Correct fueling – understanding the types of nutrients required, and the quantities in which they should be consumed – will improve performance, but can seem baffling to the layman.
If you find nutrition information dry, chewy and a real headache, it’s time to go back to basics. Get these things right and the rest is just the icing on the cake. From the importance of carbohydrate and protein to when and what to eat and drink before, during and after a ride, we have the answers.
Always eat before starting your morning training. Sleeping depletes the liver’s store of glycogen, which is the major store of carbohydrate for blood sugar regulation. When this is reduced, your blood sugar level drops and fatigue sets in, making concentration difficult – particularly disadvantageous if you’re using your training session to learn a new technique. Look for foods high in carbohydrate, low in protein and low in fat and, so you don’t compromise on your sleep, choose foods you can eat on the go such as a jam sandwich or sports bar.
Carbs are king
The importance of carbohydrate as a fuel source for the cyclist is almost universally recognised. We recommend a carb intake of between 60 and 70 per cent per meal.
Less well known, however, is the importance of carbohydrate as a source of fibre. “On a multi-day event, the digestive system is neglected because the blood is going to the working muscles,” says Chris Hole, cycling coach.
Potatoes, pasta, and rice are common sources of carbohydrate but Chris is a fan of buckwheat and quinoa, often served with avocado for protein.
Good fats, not bad fats
The type of fat you select is critical to health, performance and weight maintenance. Fats are grouped into ‘good’ fats and ‘bad’ fats. Good fats include polyunsaturated fats (Omega 3 and Omega 6 fats) and monounsaturated fats (Omega 9 fats). Whereas saturated fats found in meats and processed foods are to be limited, Omega 3 and 6 fats are vital to maintaining health and are found in nuts, seeds, fish and oils such as flaxseed, borage and starflower oil.
Additional benefits from these fats include a reduction of inflammation in the body, making them great for those with asthma and allergies while also providing a stimulatory benefit to the metabolism, and therefore assisting in weight loss. Good fats are known to reduce bad cholesterol (LDL) and are therefore an important part of the diet to assist in the prevention of heart disease. Aiming for around 20g of good fat per day is a great strategy for health support without the risk of adding too many calorific fats to the diet.

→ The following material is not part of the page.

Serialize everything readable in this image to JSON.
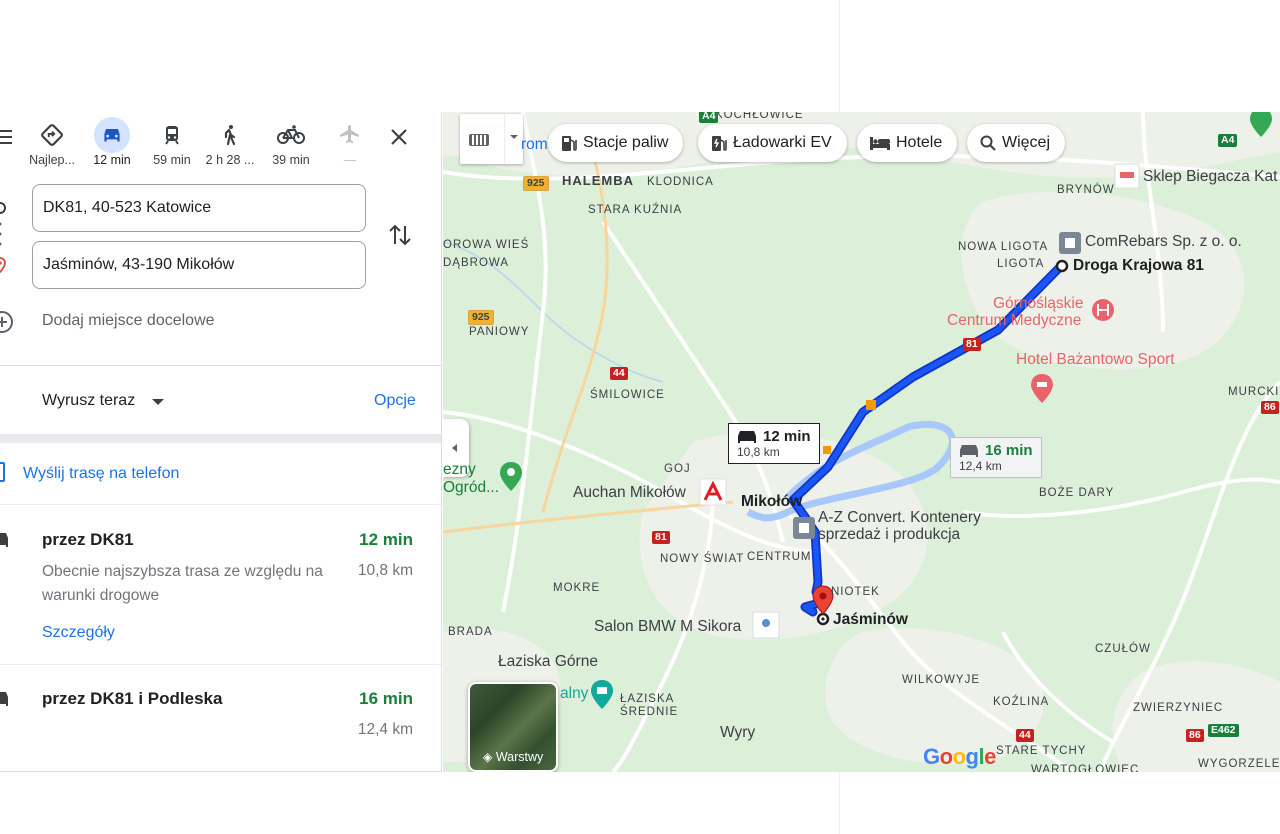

After your ride, a four-hour window opens in which the body works at its hardest to replace glycogen stores depleted by your efforts in the saddle.
“Within the first two hours, the body is working at three-times the normal rate of replenishment. After those two hours, it drops to 50 per cent,” says Chris Hole.
How to make the most of this window? Chris Hole recommends consuming 200 calories per hour, equivalent to 50 grams of porridge every sixty minutes. Small meals are easier to digest, but the principle holds: two larger meals, of 400 calories each, will also provide adequate replenishment.
Your calorie source should come predominantly from carbohydrates. Chris Hole recommends one to 1.5 grams of carbohydrate, per kilo of body weight, each hour.
Protein improves your post-ride recovery – try a yoghurt after a short ride or a milkshake or carbohydrate-and-protein recovery drink after a longer effort. However, don’t overdo it – anyone eating a balanced diet and taking in enough calories is already likely to be consuming enough protein. (Cyclists need just 1.2-1.4g of protein per kilo of bodyweight per day.) There’s also evidence that too much protein can have an appetite-suppressing effect, which may prevent you eating enough carbohydrate to keep your glycogen levels topped up.
When the body sweats, it not only loses fluid, but vital salts as well. While sodium is available in tablet form, Chris Hole is a fan of whole foods, which here means high quality salts like Himalayan rock salt, Celtic sea salt, Hawaiian deep sea salt, or salts from Utah’s Great Lakes.
“These will give you an unprocessed, natural salt. If you were to put it in water, it would remain suspended and dissolve. If a salt sits at the bottom and doesn’t dissolve, it’s a poor salt,” says Chris Hole.
Caffeine has consistently been shown to improve performance. The most likely mechanism by which it works is by stimulating the central nervous system into working a little harder. Caffeinated gels are readily available – use one during a ride to boost performance. Having around 2-3mg per kilo of body weight one hour before a race will also be beneficial.
Nuts and seeds
Nuts and seeds are good sources of essential fatty acids. As already mentioned, omega 3 and 6 are essential, but omega 9 fatty acids are also important. They help decrease inflammation and enhance recovery. Look to eat a handful of nuts – such as almonds, peanuts, pecans, pistachios, cashews and hazelnuts – and seeds – such as sesame and pumpkin – each day and you’ll recover quicker.